Can you tell us a little more about your role as Onaya?
RM: As masters of the soul, we search for peace and wisdom in medicine. We understand we must follow the mandate of leading healing ceremonies for the wellbeing of others. We look for balance.
Where does the healing energy come from?
RM: It comes from the spirit of the plants. It comes from beyond. The plants tell you what a person needs, and we communicate this need through ícaros.
What are ícaros?
RM: They are chants that the plants convey to us and we, the Onaya, sing them to our patients. They are meant to guide our patients so they can find their path, find their balance.
Tell us more about the role of plants in the healing ceremony.
RM: The plants tell me what to do, how to heal, what to sing to the patient depending on what he or she needs. The plant communicates with me and I convey that message to each person.
And how do you establish that communication with the plant?
RM: Through diets. During our training we take (consume) different plants so we can get to know them and establish a relationship. It’s a long process; it requires discipline and allows us to receive the messages the plants convey, precisely because we know them intimately.
You’ve spoken of patients finding their center. How important is the idea of balance to your practice?
RM: Harmony or balance is precisely what the plant teaches you. Everyone learns from the plant in a different way; it shows you the path. I see it, but I don’t force anyone to act. The ayahuasca plant teaches you that you must be centered, in balance.
What elements can’t be missing from a healing ceremony?
RM: Each person’s balance. The most important thing is to be present and attentive with the patient. I try to share the knowledge of my ancestors; that’s enough for me. You also need the chacruna (mixture) with the ayahuasca plant, and nothing else.
How does your healing practice benefit the health and wellness of your patients?
RM: When you are healthy, you are in balance and at peace. That’s what is important for self development. Each person has their own path and, sometimes, we may become stuck or find obstacles… This is when we need clarity. That’s what traditional healing provides: when you heal you become emotionally unstuck —and this is what brings wellness.
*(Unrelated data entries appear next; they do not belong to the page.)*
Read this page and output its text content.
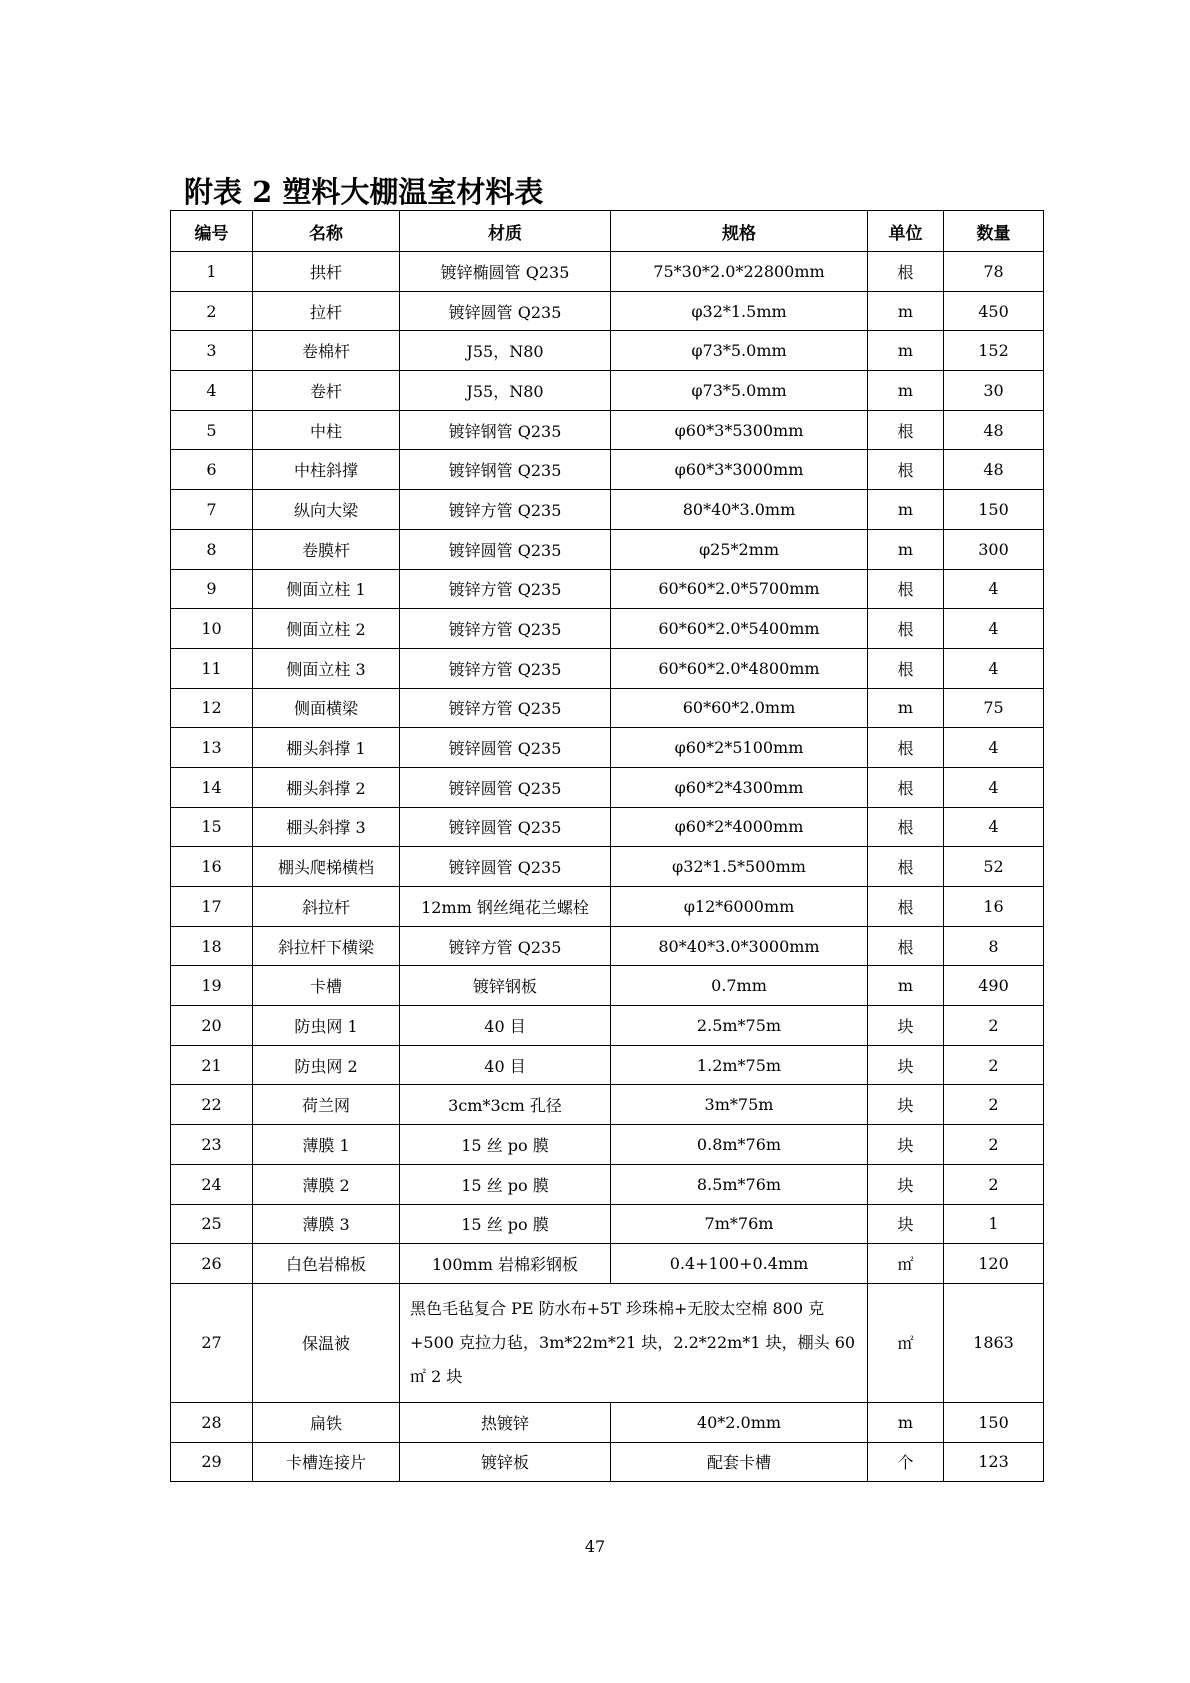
附表 2 塑料大棚温室材料表
编号	名称	材质	规格	单位	数量
1	拱杆	镀锌椭圆管 Q235	75*30*2.0*22800mm	根	78
2	拉杆	镀锌圆管 Q235	φ32*1.5mm	m	450
3	卷棉杆	J55，N80	φ73*5.0mm	m	152
4	卷杆	J55，N80	φ73*5.0mm	m	30
5	中柱	镀锌钢管 Q235	φ60*3*5300mm	根	48
6	中柱斜撑	镀锌钢管 Q235	φ60*3*3000mm	根	48
7	纵向大梁	镀锌方管 Q235	80*40*3.0mm	m	150
8	卷膜杆	镀锌圆管 Q235	φ25*2mm	m	300
9	侧面立柱 1	镀锌方管 Q235	60*60*2.0*5700mm	根	4
10	侧面立柱 2	镀锌方管 Q235	60*60*2.0*5400mm	根	4
11	侧面立柱 3	镀锌方管 Q235	60*60*2.0*4800mm	根	4
12	侧面横梁	镀锌方管 Q235	60*60*2.0mm	m	75
13	棚头斜撑 1	镀锌圆管 Q235	φ60*2*5100mm	根	4
14	棚头斜撑 2	镀锌圆管 Q235	φ60*2*4300mm	根	4
15	棚头斜撑 3	镀锌圆管 Q235	φ60*2*4000mm	根	4
16	棚头爬梯横档	镀锌圆管 Q235	φ32*1.5*500mm	根	52
17	斜拉杆	12mm 钢丝绳花兰螺栓	φ12*6000mm	根	16
18	斜拉杆下横梁	镀锌方管 Q235	80*40*3.0*3000mm	根	8
19	卡槽	镀锌钢板	0.7mm	m	490
20	防虫网 1	40 目	2.5m*75m	块	2
21	防虫网 2	40 目	1.2m*75m	块	2
22	荷兰网	3cm*3cm 孔径	3m*75m	块	2
23	薄膜 1	15 丝 po 膜	0.8m*76m	块	2
24	薄膜 2	15 丝 po 膜	8.5m*76m	块	2
25	薄膜 3	15 丝 po 膜	7m*76m	块	1
26	白色岩棉板	100mm 岩棉彩钢板	0.4+100+0.4mm	㎡	120
27	保温被	黑色毛毡复合 PE 防水布+5T 珍珠棉+无胶太空棉 800 克+500 克拉力毡，3m*22m*21 块，2.2*22m*1 块，棚头 60㎡ 2 块		㎡	1863
28	扁铁	热镀锌	40*2.0mm	m	150
29	卡槽连接片	镀锌板	配套卡槽	个	123
47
What’s the difference between your healing practice and Western medicine?
RM: There isn’t a difference; they complement each other. There are things that pills can heal and things they can’t. My father, who was a clinical psychologist, always said that ayahuasca could go where necessary when pills couldn’t go further. Ayahuasca doesn’t cure everything. It treats emotional problems, not physical ones. If you were physically ill I would take you to a hospital. In any case, Western medicine comes from plants, right? Scientists have studied the properties of plants for years and years to find the medicines that cure people of their physical illnesses today.
Do you work alone or with a team?
RM: Since my father died I work alone. I used to work with him, learning from him the same way I did from my grandparents. Now, I can take the plant or be in the same ceremony as another Onaya, but I try not to interfere with their practice.
You’re also an artist and a musician, how does your healing practice relate to your artistic practice?
RM: Through art, theater and music I share healing and wellbeing. The same thing goes for my profession: being Onaya and a lawyer is different, but it is linked in terms of energy —both professions are about doing good for others. All my practices are complementary and I apply myself to them according to how I was raised and what my ancestors have taught me.